# Everyone needs socks! notice your sj



## ENTPlayful1uk (Aug 2, 2015)

Well just wanted to start thread on the fact that if u know and ISFJ or similar type take 5 mins today and tell them how much u appreciate what they do.
They are the people we overlook especially us nts,

They are the people that buy our socks lol and will spend an hour putting real thought into it, they keep things running smoothly not in the overt loud way,
But they are the people that selflessly care and even tho this concept to lots of us is foreign and we dont understand why someone would does this just recognise it.

So if u know an ISFJ notice them today and tell them u appreciate what they do.
Dont expect a reaction, they dont generally know how to take a compliment.

But everyone needs socks!!!!


----------



## ENTPlayful1uk (Aug 2, 2015)

I just told my Isfj that i appreciate what she does for me in stabilising my life.
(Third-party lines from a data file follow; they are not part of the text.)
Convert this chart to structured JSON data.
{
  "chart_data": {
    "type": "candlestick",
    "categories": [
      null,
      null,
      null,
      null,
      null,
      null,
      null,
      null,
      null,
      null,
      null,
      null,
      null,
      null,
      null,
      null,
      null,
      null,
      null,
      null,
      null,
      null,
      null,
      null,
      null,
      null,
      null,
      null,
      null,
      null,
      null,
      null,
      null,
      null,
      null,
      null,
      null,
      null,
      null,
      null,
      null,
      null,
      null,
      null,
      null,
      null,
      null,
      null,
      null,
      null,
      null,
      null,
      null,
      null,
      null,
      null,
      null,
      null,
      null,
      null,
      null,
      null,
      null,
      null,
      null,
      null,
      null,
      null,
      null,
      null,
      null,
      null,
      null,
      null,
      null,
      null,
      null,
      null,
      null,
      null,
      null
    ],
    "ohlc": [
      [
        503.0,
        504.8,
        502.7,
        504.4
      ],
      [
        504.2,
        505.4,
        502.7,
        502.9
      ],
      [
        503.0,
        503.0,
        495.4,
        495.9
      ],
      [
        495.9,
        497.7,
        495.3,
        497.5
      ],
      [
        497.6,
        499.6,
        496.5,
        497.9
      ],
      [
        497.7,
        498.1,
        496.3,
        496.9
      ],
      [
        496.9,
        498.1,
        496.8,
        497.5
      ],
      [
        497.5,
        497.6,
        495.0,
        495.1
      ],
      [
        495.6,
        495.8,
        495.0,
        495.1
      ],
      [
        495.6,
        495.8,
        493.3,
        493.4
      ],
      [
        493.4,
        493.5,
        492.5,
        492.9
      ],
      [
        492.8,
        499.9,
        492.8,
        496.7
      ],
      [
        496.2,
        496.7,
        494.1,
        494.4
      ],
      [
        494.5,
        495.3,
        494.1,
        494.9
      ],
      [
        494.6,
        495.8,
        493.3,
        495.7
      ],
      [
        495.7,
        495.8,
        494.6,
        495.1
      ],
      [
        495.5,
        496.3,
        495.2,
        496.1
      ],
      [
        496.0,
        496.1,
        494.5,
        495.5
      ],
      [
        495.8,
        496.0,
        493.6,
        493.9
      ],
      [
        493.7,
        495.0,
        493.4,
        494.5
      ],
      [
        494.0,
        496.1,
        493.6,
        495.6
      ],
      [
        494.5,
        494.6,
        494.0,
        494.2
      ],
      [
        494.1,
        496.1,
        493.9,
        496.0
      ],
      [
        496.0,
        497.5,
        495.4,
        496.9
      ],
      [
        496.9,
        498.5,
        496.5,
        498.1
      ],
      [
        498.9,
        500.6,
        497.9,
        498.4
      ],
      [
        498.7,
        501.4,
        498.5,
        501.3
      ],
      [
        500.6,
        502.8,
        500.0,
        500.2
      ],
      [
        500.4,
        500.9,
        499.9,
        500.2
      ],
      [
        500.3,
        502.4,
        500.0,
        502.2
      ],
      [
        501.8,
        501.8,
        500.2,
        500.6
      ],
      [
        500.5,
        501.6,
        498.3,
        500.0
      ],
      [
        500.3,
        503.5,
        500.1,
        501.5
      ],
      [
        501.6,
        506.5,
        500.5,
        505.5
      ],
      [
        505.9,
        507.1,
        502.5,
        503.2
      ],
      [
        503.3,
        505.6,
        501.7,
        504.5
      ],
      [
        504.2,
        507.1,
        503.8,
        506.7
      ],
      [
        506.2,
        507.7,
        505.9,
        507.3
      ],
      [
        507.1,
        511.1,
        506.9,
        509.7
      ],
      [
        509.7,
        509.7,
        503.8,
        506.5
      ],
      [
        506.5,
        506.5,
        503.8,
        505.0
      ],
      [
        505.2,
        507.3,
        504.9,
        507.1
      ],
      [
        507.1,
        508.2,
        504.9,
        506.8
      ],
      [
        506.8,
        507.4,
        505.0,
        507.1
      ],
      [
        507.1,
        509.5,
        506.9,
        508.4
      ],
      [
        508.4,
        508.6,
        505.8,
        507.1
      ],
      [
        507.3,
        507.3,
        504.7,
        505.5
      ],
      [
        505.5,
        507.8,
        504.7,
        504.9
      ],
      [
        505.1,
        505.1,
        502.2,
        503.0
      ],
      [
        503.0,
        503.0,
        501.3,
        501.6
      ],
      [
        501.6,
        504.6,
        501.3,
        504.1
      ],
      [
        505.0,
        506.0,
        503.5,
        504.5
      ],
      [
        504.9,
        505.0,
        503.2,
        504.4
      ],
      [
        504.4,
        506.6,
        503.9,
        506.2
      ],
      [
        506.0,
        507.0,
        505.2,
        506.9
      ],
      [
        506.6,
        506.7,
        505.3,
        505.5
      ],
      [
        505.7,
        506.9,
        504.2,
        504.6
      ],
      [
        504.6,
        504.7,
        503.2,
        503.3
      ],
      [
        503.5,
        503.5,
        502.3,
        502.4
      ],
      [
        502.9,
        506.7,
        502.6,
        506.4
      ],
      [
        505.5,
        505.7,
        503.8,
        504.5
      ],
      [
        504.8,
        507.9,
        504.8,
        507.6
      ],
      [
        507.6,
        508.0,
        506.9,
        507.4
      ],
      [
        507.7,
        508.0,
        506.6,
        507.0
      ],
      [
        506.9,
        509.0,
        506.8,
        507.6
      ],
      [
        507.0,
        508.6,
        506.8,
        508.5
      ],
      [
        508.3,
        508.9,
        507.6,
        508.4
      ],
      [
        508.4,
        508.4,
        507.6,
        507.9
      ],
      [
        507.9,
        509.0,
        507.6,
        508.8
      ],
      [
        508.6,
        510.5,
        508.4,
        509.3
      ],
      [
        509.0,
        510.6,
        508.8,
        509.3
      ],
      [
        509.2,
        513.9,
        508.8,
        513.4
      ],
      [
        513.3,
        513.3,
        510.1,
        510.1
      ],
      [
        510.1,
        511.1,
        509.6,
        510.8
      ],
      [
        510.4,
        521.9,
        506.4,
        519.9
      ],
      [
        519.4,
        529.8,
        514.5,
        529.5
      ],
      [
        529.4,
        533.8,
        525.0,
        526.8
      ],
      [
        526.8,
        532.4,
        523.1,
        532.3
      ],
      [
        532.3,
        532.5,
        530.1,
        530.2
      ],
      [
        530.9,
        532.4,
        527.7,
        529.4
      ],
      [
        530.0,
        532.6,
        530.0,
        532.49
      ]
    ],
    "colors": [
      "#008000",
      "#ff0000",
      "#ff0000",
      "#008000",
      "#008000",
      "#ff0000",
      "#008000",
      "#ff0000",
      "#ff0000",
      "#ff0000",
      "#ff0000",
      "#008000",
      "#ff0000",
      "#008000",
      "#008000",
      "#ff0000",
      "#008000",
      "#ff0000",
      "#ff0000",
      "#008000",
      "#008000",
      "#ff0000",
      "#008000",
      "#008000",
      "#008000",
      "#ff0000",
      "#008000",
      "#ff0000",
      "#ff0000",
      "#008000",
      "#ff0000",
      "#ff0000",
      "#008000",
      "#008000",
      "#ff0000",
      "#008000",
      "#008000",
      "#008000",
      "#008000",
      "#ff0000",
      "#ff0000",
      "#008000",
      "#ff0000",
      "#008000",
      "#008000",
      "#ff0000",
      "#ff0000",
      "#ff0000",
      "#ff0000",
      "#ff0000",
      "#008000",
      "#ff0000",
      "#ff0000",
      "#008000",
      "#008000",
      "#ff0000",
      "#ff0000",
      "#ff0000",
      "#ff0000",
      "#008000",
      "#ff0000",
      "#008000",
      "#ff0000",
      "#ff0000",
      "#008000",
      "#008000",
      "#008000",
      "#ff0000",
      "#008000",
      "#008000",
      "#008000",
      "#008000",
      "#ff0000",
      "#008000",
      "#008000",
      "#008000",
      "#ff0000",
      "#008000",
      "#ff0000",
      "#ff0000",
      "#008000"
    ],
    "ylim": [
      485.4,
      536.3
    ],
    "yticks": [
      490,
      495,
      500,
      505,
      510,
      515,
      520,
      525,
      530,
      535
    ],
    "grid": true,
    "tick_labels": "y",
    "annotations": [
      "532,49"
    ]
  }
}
No real reaction from it but i could tell she was little choked up by it and hopefully it made her feel good about herself, for one fleeting second atleast.


----------



## General Lee Awesome (Sep 28, 2014)

ENTPlayful1uk said:


> I just told my Isfj that i appreciate what she does for me in stabilising my life.
> 
> No real reaction from it but i could tell she was little choked up by it and hopefully it made her feel good about herself, for one fleeting second atleast.


awwwwwww


----------



## ENTPlayful1uk (Aug 2, 2015)

Lol dont get me wrong i really dont understand my isfj gf but it dont hurt to recognise what she does it good,

I could give a very extensive long description of the ways we clash oh so much but appreciating diversity is a logical thing.


----------



## ENTPlayful1uk (Aug 2, 2015)

johnson.han.3 said:


> ENTPlayful1uk said:
> 
> 
> > I just told my Isfj that i appreciate what she does for me in stabilising my life.
> ...


One thing isfjs do better than anyone else is buying gifts, all the bests gifts iv ever gotton have been off my isfj gf.


----------



## OutOfThisWorld (Nov 4, 2013)

ENTPlayful1uk said:


> But everyone needs socks!!!!


Um...no.

Flip flops all the way!


----------



## Pinina (Jan 6, 2015)

ENTPlayful1uk said:


> Well just wanted to start thread on the fact that if u know and ISFJ or similar type take 5 mins today and tell them how much u appreciate what they do.
> They are the people we overlook especially us nts,
> 
> They are the people that buy our socks lol and will spend an hour putting real thought into it, they keep things running smoothly not in the overt loud way,
> ...


So all SJs are good for is providing socks?


----------